Herinneringen ophalen gaat achterstevoren

15 januari 2019 door AB

Een herinnering oproepen begint bij het geheel en gaat dan naar details. Dat is het omgekeerde van wat we doen als we een herinnering aanmaken.

We weten al dat herinneringen meestal geen precieze replica’s zijn van wat we echt zagen of meemaakten. Ze zijn onder meer afhankelijk van onze kennis en van hoe we naar de wereld kijken. Hoe een herinnering dan precies tot stand komt, is nog altijd onduidelijk.

Neurologen aan de University of Birmingham probeerden een tipje van de sluier te lichten. Voor hun onderzoek gingen ze uit van een bekend gegeven. Als we voor het eerst een voorwerp zien, dan nemen we eerst de details waar. Dat zijn bijvoorbeeld patronen en kleuren. Pas daarna zien we het geheel en nemen we het voorwerp zelf waar.

De onderzoekers vroegen proefpersonen om een aantal voorwerpen te bekijken. Daarbij hoorde telkens een specifiek woord dat helpt het voorwerp te herinneren. Vervolgens werden de voorwerpen weggehaald en moesten de proefpersonen zich de correcte voorwerpen herinneren aan de hand van de woorden. Tijdens de test maten de onderzoekers via elektroden de hersenactiviteit van de proefpersonen. 

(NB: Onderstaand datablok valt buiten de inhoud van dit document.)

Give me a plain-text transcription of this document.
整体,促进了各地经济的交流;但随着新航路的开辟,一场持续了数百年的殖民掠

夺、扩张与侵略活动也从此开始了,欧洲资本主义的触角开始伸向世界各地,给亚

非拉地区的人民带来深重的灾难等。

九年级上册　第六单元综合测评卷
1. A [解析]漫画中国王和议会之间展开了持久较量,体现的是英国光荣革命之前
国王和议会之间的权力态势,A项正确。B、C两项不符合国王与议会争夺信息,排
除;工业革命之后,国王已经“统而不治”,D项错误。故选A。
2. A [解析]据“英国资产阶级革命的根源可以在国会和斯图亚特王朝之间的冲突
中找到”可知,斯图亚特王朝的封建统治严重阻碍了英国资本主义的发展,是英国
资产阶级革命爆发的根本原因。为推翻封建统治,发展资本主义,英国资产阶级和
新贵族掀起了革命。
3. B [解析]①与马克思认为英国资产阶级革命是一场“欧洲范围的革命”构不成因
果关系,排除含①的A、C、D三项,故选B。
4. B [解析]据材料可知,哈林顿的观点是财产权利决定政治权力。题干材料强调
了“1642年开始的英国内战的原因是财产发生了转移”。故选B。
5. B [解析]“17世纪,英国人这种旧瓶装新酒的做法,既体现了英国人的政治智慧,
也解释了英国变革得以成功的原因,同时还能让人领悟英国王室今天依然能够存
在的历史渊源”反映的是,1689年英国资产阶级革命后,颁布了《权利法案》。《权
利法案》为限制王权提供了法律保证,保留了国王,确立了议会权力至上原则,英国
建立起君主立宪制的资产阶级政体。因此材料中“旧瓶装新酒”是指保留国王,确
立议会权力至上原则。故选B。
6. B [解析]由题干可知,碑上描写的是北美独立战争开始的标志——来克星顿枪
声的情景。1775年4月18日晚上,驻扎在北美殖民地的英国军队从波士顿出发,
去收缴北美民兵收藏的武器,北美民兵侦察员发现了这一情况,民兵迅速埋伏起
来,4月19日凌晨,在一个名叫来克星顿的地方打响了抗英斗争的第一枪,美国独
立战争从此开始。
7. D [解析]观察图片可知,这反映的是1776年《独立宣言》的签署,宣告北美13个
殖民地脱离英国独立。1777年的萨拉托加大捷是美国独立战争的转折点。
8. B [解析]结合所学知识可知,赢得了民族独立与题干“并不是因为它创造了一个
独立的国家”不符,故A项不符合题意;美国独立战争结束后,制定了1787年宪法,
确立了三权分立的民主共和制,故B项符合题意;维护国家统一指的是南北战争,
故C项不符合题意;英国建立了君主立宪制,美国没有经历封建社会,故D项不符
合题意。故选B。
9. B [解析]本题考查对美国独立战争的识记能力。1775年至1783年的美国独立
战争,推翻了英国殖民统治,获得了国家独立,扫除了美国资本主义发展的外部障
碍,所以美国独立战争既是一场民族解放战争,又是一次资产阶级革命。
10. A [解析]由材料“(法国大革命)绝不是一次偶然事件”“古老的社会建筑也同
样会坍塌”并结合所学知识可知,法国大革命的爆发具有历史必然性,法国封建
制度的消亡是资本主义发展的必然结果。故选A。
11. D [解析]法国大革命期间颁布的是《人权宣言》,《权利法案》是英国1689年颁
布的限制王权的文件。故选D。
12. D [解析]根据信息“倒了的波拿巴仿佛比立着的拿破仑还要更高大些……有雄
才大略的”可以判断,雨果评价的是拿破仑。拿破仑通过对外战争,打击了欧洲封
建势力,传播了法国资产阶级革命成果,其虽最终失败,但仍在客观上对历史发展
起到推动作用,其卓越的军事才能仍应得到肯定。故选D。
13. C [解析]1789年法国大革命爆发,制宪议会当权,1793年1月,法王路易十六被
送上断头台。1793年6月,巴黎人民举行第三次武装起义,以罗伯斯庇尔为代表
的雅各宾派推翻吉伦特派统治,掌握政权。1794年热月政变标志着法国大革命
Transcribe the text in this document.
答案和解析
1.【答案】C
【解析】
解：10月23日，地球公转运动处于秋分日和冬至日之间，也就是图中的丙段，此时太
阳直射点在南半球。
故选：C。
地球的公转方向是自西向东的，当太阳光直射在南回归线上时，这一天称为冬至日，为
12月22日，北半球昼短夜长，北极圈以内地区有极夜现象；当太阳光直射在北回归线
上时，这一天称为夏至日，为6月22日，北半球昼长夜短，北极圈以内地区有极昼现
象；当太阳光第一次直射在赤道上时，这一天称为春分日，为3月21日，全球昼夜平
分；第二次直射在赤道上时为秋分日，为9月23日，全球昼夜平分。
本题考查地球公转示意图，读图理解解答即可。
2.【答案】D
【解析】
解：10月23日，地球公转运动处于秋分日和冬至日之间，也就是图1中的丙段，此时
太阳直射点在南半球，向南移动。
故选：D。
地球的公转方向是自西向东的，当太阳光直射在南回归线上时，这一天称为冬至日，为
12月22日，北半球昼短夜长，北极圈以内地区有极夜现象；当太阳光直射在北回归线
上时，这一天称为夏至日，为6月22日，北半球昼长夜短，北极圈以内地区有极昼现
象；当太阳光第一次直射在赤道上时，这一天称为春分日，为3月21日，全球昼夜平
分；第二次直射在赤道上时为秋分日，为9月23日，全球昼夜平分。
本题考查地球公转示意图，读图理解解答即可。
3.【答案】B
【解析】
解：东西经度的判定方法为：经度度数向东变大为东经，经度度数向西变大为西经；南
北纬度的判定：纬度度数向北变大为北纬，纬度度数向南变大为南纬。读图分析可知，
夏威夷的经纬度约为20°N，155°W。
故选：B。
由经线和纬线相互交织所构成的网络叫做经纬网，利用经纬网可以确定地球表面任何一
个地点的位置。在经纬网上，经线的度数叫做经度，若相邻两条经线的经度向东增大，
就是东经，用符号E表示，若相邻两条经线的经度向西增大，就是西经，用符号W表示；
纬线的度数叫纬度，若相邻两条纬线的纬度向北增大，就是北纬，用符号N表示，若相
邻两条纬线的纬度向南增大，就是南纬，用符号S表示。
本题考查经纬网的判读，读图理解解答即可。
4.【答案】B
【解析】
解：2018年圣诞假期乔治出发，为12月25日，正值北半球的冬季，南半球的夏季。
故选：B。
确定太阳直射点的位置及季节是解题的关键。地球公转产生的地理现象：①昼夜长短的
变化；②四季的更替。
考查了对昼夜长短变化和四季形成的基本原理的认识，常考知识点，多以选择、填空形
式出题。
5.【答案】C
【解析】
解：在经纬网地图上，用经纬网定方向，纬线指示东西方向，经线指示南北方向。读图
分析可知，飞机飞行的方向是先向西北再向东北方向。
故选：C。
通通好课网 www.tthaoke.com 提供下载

De wetenschappers lieten de informatie van de elektroden door een algoritme lezen. Dat algoritme heeft al eerder geleerd welke patronen van hersenactiviteit horen bij welke soort informatie. Deze techniek heet brain decoding. Daarmee zagen de wetenschappers dat de deelnemers zich eerst het concept van het object herinnerden en later pas de details van het voorwerp. Dat is het omgekeerde van wat gebeurt als we een herinnering aanmaken.

Deze resultaten helpen wetenschappers onder meer begrijpen hoe betrouwbaar de herinneringen van ooggetuigen zijn. De neurologen willen nu onderzoeken hoe we complexe herinneringen oproepen.

De bevindingen zijn gepubliceerd in het vakblad Nature Communications.